The trio opened up with "A Lover's Question" (a bit of a culture shock for the kids more likely, James said later), continuing with "Hallelujah I Love Her So", then a Johnny Burnette song, an early James Brown vehicle... All delivered with an impish enthusiasm. That voice just killed me. Sam Cooke lived! Great backup too with Jason Wilson on standup bass - I do not remember the drummer's name.

I had heard James sing on stage before back in the 80's at the Dublin Castle pub in London. At that time he was leading a 50's style R&B outfit called Howlin' Wilf & The Vee-Jays. Playing Chicago blues of course, but often a bit tongue-in-cheek. The lead guitarist was NOT James incidentally - it was a girl named Dot.

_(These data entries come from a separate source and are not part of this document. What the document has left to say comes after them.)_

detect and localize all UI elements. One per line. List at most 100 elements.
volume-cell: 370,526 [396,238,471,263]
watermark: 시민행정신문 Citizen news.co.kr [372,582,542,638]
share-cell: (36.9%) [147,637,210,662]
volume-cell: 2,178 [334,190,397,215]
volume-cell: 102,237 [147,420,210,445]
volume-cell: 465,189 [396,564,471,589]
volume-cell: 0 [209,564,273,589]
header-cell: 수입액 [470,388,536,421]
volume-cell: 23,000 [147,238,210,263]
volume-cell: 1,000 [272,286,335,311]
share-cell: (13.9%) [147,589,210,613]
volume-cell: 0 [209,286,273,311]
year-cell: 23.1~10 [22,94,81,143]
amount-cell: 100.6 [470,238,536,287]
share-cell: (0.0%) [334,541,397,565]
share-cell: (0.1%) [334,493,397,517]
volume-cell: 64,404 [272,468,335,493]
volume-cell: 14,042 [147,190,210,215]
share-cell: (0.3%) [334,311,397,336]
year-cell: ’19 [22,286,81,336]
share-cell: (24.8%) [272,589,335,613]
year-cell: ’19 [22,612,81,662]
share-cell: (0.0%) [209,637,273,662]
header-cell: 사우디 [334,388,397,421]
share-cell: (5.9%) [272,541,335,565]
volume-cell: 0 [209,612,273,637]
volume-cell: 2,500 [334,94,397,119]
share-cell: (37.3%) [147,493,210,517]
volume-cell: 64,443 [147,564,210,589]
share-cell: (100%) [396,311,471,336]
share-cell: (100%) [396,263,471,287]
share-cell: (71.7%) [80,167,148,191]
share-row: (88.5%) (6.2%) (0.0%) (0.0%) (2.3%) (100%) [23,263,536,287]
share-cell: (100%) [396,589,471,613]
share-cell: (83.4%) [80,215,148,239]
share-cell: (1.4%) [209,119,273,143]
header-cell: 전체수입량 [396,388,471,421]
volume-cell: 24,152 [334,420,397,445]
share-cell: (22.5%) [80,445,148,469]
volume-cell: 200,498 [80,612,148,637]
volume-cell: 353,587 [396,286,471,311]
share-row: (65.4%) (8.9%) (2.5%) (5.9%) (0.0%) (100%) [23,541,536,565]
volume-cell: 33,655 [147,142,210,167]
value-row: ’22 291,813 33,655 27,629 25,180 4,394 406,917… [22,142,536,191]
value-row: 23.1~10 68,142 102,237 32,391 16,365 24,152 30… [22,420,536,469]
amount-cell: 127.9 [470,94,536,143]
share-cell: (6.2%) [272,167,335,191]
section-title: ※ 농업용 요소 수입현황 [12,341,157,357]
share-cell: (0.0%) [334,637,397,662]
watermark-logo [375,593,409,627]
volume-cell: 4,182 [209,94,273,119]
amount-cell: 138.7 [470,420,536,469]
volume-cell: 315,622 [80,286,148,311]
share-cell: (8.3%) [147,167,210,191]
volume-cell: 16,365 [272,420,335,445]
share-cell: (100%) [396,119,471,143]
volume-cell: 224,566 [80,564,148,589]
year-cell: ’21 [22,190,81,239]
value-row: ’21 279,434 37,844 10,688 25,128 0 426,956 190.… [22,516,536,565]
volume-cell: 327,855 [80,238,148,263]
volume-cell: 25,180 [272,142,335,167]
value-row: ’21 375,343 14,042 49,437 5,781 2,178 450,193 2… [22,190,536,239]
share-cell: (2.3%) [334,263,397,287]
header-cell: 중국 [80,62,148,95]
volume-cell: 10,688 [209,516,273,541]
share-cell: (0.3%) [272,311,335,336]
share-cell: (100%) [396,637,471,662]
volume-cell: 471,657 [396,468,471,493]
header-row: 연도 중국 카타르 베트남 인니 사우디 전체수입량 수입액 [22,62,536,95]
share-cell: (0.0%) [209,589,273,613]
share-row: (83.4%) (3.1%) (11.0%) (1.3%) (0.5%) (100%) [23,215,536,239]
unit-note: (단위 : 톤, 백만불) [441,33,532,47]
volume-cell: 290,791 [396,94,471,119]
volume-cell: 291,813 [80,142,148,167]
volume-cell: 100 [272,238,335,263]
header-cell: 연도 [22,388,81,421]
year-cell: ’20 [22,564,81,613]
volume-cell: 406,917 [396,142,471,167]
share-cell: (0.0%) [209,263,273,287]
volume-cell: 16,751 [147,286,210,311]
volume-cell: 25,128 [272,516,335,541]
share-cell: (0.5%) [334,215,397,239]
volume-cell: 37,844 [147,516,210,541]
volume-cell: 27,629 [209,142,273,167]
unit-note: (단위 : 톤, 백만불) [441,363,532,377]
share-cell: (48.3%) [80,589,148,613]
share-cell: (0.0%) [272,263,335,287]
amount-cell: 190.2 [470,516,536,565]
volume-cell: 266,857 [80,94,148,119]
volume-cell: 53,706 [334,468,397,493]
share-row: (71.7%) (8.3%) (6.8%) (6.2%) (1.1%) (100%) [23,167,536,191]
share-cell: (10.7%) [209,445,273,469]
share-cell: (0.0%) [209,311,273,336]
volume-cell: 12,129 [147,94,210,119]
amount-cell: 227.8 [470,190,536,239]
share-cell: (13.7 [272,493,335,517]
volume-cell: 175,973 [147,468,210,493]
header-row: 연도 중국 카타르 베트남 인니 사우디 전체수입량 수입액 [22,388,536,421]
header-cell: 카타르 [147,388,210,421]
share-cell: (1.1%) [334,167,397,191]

James was a great vocalist then, sure, but since then he had refined the whole approach. His talents as a soul singer had developed immensely, and the ACE album he released in '96 (featuring two duets with his longtime friend Van Morrison) proved once and for all that he, himself, was a true ace in the British R&B deck of cards.

We met again - and again. James is excellent company, entertaining you with weird stories from the world of music - or by sitting on his bed, singing his latest songwriting effort accompanying himself on his unplugged Les Paul. Strange thing is: in that setting he still sounds exactly like on his records. That voice - how does he do it?